1. They don’t know the songs…. 2. We are singing songs not suitable for congregational singing…. 3. We are singing in keys too high for the average singer…. 4. The congregation can’t hear people around them” - Church Leaders


I help lead singing in the praise team at church, and #9 hits me hard. Not the only thing that matters, but it hits me hard. For my part, here are some of the things I try to do to involve the congregation:

  • Glance from side to side around the congregation and see if I can make eye contact.
  • Smile when appropriate. Kids often give a great excuse.
  • Figure out what sex one is, and make a point of singing in an appropriate range for that voice. It can help when the men/women model the male/female ranges.
  • If you know how to harmonize, and you're not leading, harmonize. (leader needs to generally sing the melody in his octave)
  • Sing in an appropriate way for the subject matter.
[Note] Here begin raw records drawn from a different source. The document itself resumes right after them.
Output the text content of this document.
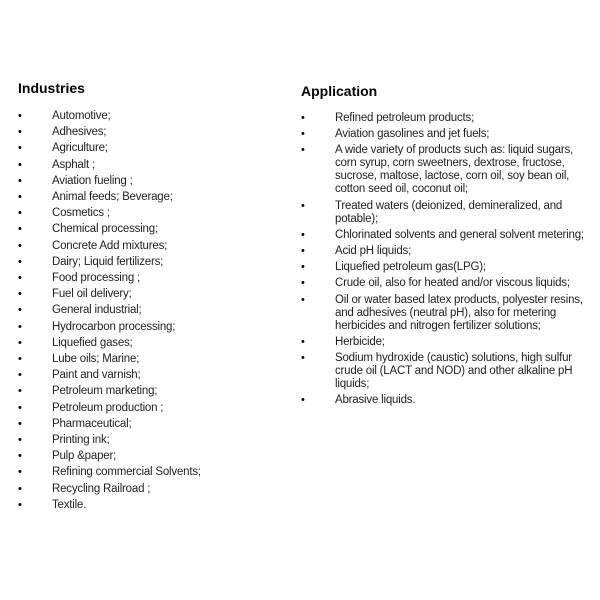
Industries
•	Automotive;
•	Adhesives;
•	Agriculture;
•	Asphalt ;
•	Aviation fueling ;
•	Animal feeds; Beverage;
•	Cosmetics ;
•	Chemical processing;
•	Concrete Add mixtures;
•	Dairy; Liquid fertilizers;
•	Food processing ;
•	Fuel oil delivery;
•	General industrial;
•	Hydrocarbon processing;
•	Liquefied gases;
•	Lube oils; Marine;
•	Paint and varnish;
•	Petroleum marketing;
•	Petroleum production ;
•	Pharmaceutical;
•	Printing ink;
•	Pulp &paper;
•	Refining commercial Solvents;
•	Recycling Railroad ;
•	Textile.
Application
•	Refined petroleum products;
•	Aviation gasolines and jet fuels;
•	A wide variety of products such as: liquid sugars, corn syrup, corn sweetners, dextrose, fructose, sucrose, maltose, lactose, corn oil, soy bean oil, cotton seed oil, coconut oil;
•	Treated waters (deionized, demineralized, and potable);
•	Chlorinated solvents and general solvent metering;
•	Acid pH liquids;
•	Liquefied petroleum gas(LPG);
•	Crude oil, also for heated and/or viscous liquids;
•	Oil or water based latex products, polyester resins, and adhesives (neutral pH), also for metering herbicides and nitrogen fertilizer solutions;
•	Herbicide;
•	Sodium hydroxide (caustic) solutions, high sulfur crude oil (LACT and NOD) and other alkaline pH liquids;
•	Abrasive liquids.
Aspiring to be a stick in the mud.

As someone who is chorally trained, but not a music leader, I look at your 4th bullet, and I’m reminded that many times sheet music is not provided for the new songs not in the hymnbook.

I can sing parts, and I can do so when they come easily by ear, or if they are written down. On new songs with no music provided, I’m often just trying to figure out the timing and melody before I can attempt singing parts. Not to mention that the way many newer songs are written, they are not intended for harmony lines, or if they have harmonies, they are not really easy to sing by ear given the accompaniment.

I realize not many people these days read music (and I don’t claim to be any kind of expert at it), but not making music sheets available on new songs makes it harder for those who can and want to sing to do so well.

Much of that article rings true, but making sure there is a fairly standard repertory to be used along with occasional new songs definitely helps congregational singing.

I’m not saying we should all start using The Sacred Harp and only sing songs from that source, but the way that style of music tried to train congregations to sing certainly helped audience participation, and the fact that everyone who sings from that book regularly is familiar with the songs helps quite a bit as well. When I visit churches and every song chosen is an old familiar one, I’ve noticed that audience participation goes way up. Even at my own church, it’s obvious that the worshippers join in much more readily on the old standards than on the latest new songs (which thankfully at my church are introduced sparingly).

I understand that learning new songs is helpful when trying not grow stale, but I get the feeling that we’ve thrown out so much of the familiar that people just decide that listening is the better choice compared to trying to participate poorly.